Se echa a reír, satisfecha de su inteligente táctica. El pecho se le mueve arriba y abajo, y hace ondear la bandera.
—¿Me puede explicar por qué me dice todo esto? —le pregunto nervioso, pues su relación con los gays me importa un comino y estoy perdiendo tontamente el tiempo.
—Para darle a entender que Stelios era mariquita, pero de otra clase. No se movía como ellos, no decía «reina» ni «cariño». Era serio, conmigo sólo hablaba de trabajo; sobre cuestiones personales, era una tumba.
—En otras palabras, no sabe nada de su vida privada.
—No tengo ni la más remota idea, excepto que estudiaba en la Escuela de Bellas Artes.
—¿Sabe si tenía rivales en la profesión? —le pregunto, más que nada para no irme con las manos vacías.
—Mire, comisario, cuando tienes éxito, siempre te envidian. Especialmente en esta profesión. Quien queda fuera del mercado no soporta que otro sea más guapo, más alto o se mueva con más gracia. Entonces empiezan a despotricar y a meterse conmigo: que si protejo a los mariquitas, que si los gays y los judíos gobiernan el mundo, y yo les sigo el juego. Pero todo esto nunca llega hasta el punto de querer matar al rival. —Reflexiona unos segundos—. Sólo me asusté de veras el día en que se presentó aquí su padre.
—¿Su padre? ¿Y cuándo fue eso?
—Hará unos tres meses.
—¿Qué quería?
—Irrumpió en mi despacho y me amenazó para que dejase de representar a su hijo. También me pedía la dirección y el teléfono de su hijo. Estaba fuera de sí, daba puntapiés a los muebles y yo lo contemplaba aterrada. Hasta que llamé a gritos a Tecla, mi secretaria, y a unos cuantos chicos que esperaban fuera, para que avisasen a la policía. Entonces el hombre se asustó y se largó. No sé qué decirle, no entiendo por qué no quería que le diese trabajo a su hijo.
Yo sí lo entiendo, pero no me molesto en explicárselo. Me levanto con intención de irme.
—Tome, es mi número de móvil, por si recuerda algo más.
—Me lo quedaré, aunque no creo que pueda ayudarle. Le he contado todo lo que sé.

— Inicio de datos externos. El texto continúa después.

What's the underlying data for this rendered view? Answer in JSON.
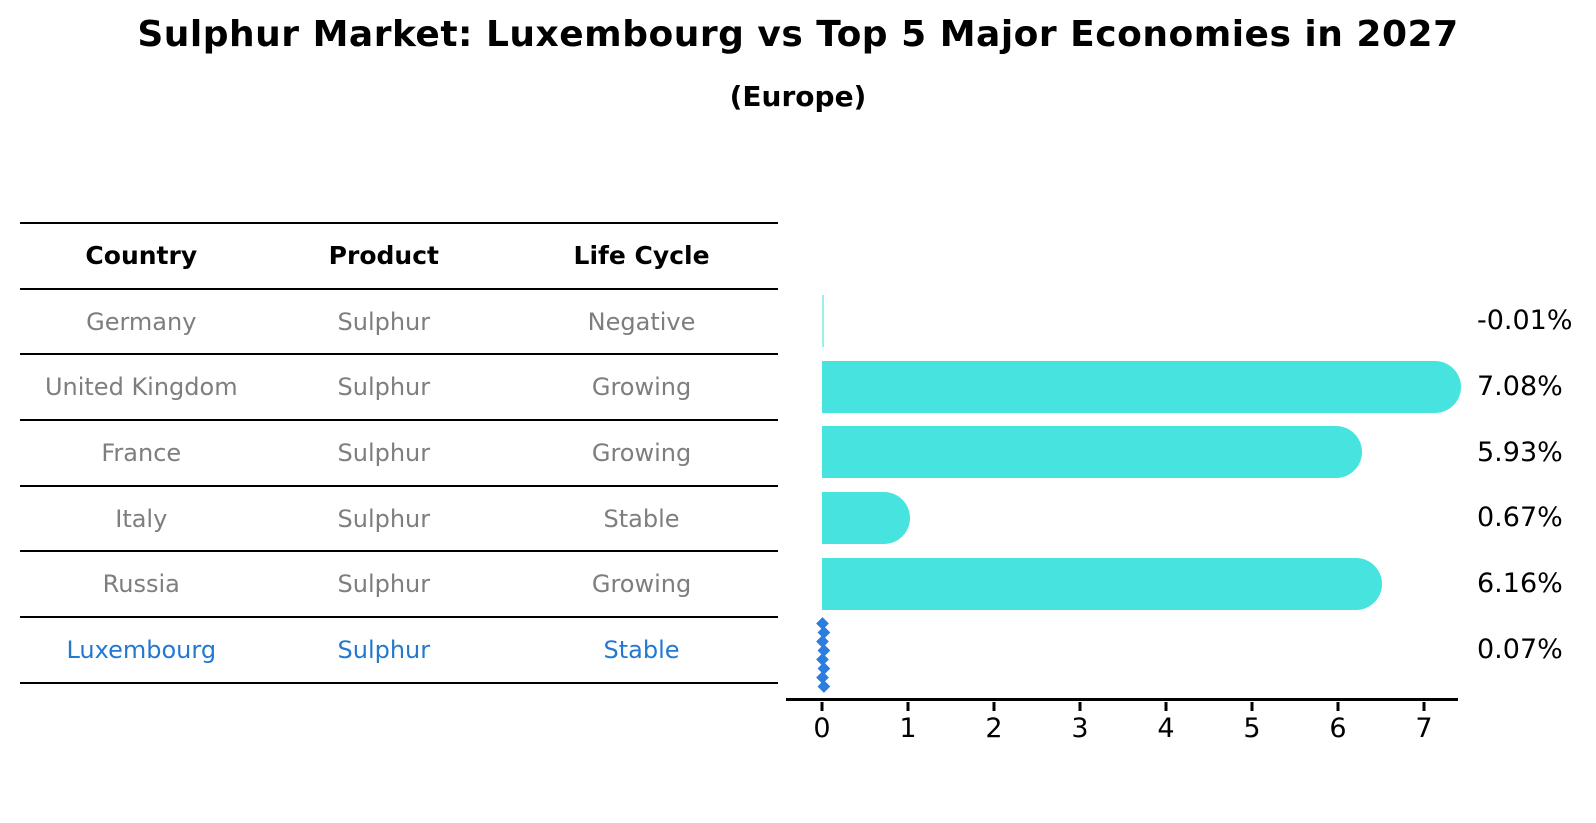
{
  "title": "Sulphur Market: Luxembourg vs Top 5 Major Economies in 2027",
  "subtitle": "(Europe)",
  "table": {
    "columns": [
      "Country",
      "Product",
      "Life Cycle"
    ],
    "rows": [
      {
        "country": "Germany",
        "product": "Sulphur",
        "life_cycle": "Negative",
        "highlight": false
      },
      {
        "country": "United Kingdom",
        "product": "Sulphur",
        "life_cycle": "Growing",
        "highlight": false
      },
      {
        "country": "France",
        "product": "Sulphur",
        "life_cycle": "Growing",
        "highlight": false
      },
      {
        "country": "Italy",
        "product": "Sulphur",
        "life_cycle": "Stable",
        "highlight": false
      },
      {
        "country": "Russia",
        "product": "Sulphur",
        "life_cycle": "Growing",
        "highlight": false
      },
      {
        "country": "Luxembourg",
        "product": "Sulphur",
        "life_cycle": "Stable",
        "highlight": true
      }
    ]
  },
  "chart_data": {
    "type": "bar",
    "orientation": "horizontal",
    "title": "Sulphur Market: Luxembourg vs Top 5 Major Economies in 2027 (Europe)",
    "categories": [
      "Germany",
      "United Kingdom",
      "France",
      "Italy",
      "Russia",
      "Luxembourg"
    ],
    "values": [
      -0.01,
      7.08,
      5.93,
      0.67,
      6.16,
      0.07
    ],
    "labels": [
      "-0.01%",
      "7.08%",
      "5.93%",
      "0.67%",
      "6.16%",
      "0.07%"
    ],
    "value_suffix": "%",
    "xlim": [
      0,
      7.8
    ],
    "x_ticks": [
      0,
      1,
      2,
      3,
      4,
      5,
      6,
      7
    ],
    "grid": false,
    "legend": "none",
    "bar_color": "#47e4df",
    "highlight_color": "#2b7de0",
    "highlight_text_color": "#2379d0",
    "highlight_index": 5,
    "highlight_marker": "diamond-dotted-line"
  }
}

Fuera se han congregado hombres y mujeres de todas las edades que esperan pacientemente, como si estuviesen en la consulta del dentista. En el ascensor, se me ocurre que debería apretarle las tuercas al padre de la víctima. En primer lugar, porque se tomó la molestia de localizar a la agente de su hijo. En segundo, porque había ido a amenazarla. En tercer lugar, porque le pidió su dirección. Todo ello, a falta de nada mejor, lo convierte por el momento en el principal sospechoso.